Wine shop and winery "In Vino Veritas" project details and renders
Hi everybody! Here is some additional material about the project with which I took part in the Dialux Evo Competition 2016, of which I posted an image that I found on DIAL GmbH some days ago: since it raised some interest, I decided to share some more details and renders, coupled with the technical description of the project.
NOTE: The project was created by me from scratch only to take part in the competition, but I really put my passion and effort into it. I hope you'll appreciate it!
The project aims at evoking the atmosphere of an ancient wine cellar, at the same time re-interpreting such a theme in a contemporary way. The space is rectangular in plan with crossed vaults and pillars. The furniture on the sides of the space is minimal and black, so not to distract from the main focus of the shop: the products and the scenic background, where a group of pictures - representing part of a huge grape painted in watercolour - are shown, lightened from below to create a dramatic effect.
The bottles on the shelves are illuminated by track-mounted spotlights, carefully targeted at each single column of bottles. Additional spotlights point at the barrels behind the windows and at the tap wines on the back wall of the shop. The vaults are highlighted by linear uplights mounted on track as well: this way the architecture of the space is more easily readable.

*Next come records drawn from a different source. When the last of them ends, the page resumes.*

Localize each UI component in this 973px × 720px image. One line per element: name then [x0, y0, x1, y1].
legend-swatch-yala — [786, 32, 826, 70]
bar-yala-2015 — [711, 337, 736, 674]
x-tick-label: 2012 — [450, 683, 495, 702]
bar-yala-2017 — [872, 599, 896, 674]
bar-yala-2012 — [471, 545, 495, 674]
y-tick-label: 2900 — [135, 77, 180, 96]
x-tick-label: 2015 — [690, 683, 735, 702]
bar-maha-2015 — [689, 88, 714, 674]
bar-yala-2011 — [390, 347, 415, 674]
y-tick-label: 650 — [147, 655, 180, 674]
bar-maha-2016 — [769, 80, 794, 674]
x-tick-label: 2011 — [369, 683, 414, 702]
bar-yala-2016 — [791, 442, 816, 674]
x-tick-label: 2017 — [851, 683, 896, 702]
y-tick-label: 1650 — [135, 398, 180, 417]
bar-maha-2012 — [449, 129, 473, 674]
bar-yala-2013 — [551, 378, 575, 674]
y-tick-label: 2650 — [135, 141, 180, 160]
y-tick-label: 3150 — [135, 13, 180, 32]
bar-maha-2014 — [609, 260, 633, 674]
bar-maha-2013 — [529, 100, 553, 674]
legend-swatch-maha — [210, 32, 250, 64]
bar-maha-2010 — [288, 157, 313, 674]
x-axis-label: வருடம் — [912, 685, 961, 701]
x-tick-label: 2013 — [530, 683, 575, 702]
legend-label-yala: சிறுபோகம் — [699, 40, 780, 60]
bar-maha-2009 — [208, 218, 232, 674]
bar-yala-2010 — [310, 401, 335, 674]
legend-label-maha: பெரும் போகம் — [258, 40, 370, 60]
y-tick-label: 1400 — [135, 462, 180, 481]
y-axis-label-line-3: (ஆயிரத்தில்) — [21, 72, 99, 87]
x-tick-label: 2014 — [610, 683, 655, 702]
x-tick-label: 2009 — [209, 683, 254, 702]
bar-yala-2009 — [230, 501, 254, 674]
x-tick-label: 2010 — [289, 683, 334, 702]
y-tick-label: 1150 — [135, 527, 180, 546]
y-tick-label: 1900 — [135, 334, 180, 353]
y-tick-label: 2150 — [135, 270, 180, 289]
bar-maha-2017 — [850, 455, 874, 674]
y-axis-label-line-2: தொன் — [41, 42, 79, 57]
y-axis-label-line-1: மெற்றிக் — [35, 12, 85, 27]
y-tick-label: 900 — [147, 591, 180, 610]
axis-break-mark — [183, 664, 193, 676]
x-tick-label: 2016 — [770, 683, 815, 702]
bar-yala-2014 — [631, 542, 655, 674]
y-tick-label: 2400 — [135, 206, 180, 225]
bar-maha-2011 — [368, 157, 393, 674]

In the central area, from the top of each vault, a set of suspended double adjustable luminaires hang: they are necessary in order to provide a visual light path from the entrance of the shop to the counter at the back. At the entrance of the shop there is an area devoted to wine degustation, where everyone can serve him or herself with a good glass of wine, wandering around the space or just sitting and have a relaxing break in the sofas area. The colours chosen for the sofas and armchairs are directly taken from the painting: they represent the perfect colour palette for grapevines and wine.

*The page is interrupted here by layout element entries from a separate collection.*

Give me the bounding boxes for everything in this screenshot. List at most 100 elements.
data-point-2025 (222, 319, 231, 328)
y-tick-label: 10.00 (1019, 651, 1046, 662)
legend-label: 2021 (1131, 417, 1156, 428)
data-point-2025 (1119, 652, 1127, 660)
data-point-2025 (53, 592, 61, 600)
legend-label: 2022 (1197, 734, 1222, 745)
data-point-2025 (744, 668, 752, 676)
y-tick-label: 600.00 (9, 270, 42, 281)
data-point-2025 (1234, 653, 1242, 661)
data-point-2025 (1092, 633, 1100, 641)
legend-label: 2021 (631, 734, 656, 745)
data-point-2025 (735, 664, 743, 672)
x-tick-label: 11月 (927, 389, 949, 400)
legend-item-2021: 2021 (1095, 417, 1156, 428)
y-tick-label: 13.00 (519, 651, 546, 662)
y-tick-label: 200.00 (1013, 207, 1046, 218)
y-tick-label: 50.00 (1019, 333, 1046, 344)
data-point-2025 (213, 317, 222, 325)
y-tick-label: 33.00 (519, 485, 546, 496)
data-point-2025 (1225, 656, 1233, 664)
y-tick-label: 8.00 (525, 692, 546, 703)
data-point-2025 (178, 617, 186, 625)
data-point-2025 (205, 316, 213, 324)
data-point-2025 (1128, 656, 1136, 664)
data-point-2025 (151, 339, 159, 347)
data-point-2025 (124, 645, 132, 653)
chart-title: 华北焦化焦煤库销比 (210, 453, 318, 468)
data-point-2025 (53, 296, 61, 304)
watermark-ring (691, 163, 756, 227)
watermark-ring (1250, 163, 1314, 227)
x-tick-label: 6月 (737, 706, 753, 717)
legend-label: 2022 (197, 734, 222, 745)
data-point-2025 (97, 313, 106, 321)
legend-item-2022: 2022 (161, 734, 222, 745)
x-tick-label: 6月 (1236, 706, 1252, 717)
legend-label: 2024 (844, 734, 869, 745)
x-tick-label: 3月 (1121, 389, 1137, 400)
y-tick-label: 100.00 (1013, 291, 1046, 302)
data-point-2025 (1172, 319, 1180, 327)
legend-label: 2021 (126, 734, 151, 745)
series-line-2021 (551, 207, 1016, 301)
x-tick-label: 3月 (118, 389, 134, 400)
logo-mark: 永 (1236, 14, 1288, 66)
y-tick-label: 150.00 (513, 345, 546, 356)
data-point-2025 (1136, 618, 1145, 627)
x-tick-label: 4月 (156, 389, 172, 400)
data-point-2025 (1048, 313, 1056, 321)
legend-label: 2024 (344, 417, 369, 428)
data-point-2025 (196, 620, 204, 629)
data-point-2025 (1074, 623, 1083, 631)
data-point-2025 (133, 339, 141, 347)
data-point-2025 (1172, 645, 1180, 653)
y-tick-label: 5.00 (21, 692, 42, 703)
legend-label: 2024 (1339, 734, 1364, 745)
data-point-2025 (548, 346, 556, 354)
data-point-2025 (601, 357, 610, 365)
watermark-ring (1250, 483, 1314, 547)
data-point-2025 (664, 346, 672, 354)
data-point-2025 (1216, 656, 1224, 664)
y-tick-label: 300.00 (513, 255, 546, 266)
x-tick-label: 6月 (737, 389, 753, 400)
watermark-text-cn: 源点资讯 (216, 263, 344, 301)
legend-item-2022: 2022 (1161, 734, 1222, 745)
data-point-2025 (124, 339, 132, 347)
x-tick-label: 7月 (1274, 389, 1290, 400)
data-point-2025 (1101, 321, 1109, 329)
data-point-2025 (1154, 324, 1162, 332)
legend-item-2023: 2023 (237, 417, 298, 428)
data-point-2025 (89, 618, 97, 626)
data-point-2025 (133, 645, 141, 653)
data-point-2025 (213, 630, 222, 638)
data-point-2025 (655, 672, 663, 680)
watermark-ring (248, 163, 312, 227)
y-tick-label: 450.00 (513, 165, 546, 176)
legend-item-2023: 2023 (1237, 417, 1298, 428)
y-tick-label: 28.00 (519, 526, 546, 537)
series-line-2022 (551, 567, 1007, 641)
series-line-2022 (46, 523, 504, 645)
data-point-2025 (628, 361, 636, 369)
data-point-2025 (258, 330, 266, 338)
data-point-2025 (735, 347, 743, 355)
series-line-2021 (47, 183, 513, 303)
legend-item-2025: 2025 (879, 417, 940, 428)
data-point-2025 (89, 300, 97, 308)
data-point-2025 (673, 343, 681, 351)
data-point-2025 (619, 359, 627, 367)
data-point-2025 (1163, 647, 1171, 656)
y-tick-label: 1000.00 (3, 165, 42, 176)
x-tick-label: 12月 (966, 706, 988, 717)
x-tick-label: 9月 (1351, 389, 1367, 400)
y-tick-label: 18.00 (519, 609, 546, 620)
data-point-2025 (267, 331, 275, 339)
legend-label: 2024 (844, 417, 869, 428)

Daylight enters the space both from the west entrance, that is dark gray-green glazed (for sunlight protection), and from the semicircular windows on the south: since the ironwork fences are shaped as grapes and grape leaves, when the sun hits them, it creates shadows resembling those of a vineyard.
Since light - both artificial and daylighting - can spoil wine there is only the necessary amount of light coming from light sources, and only a little of daylighting is let in by the windows.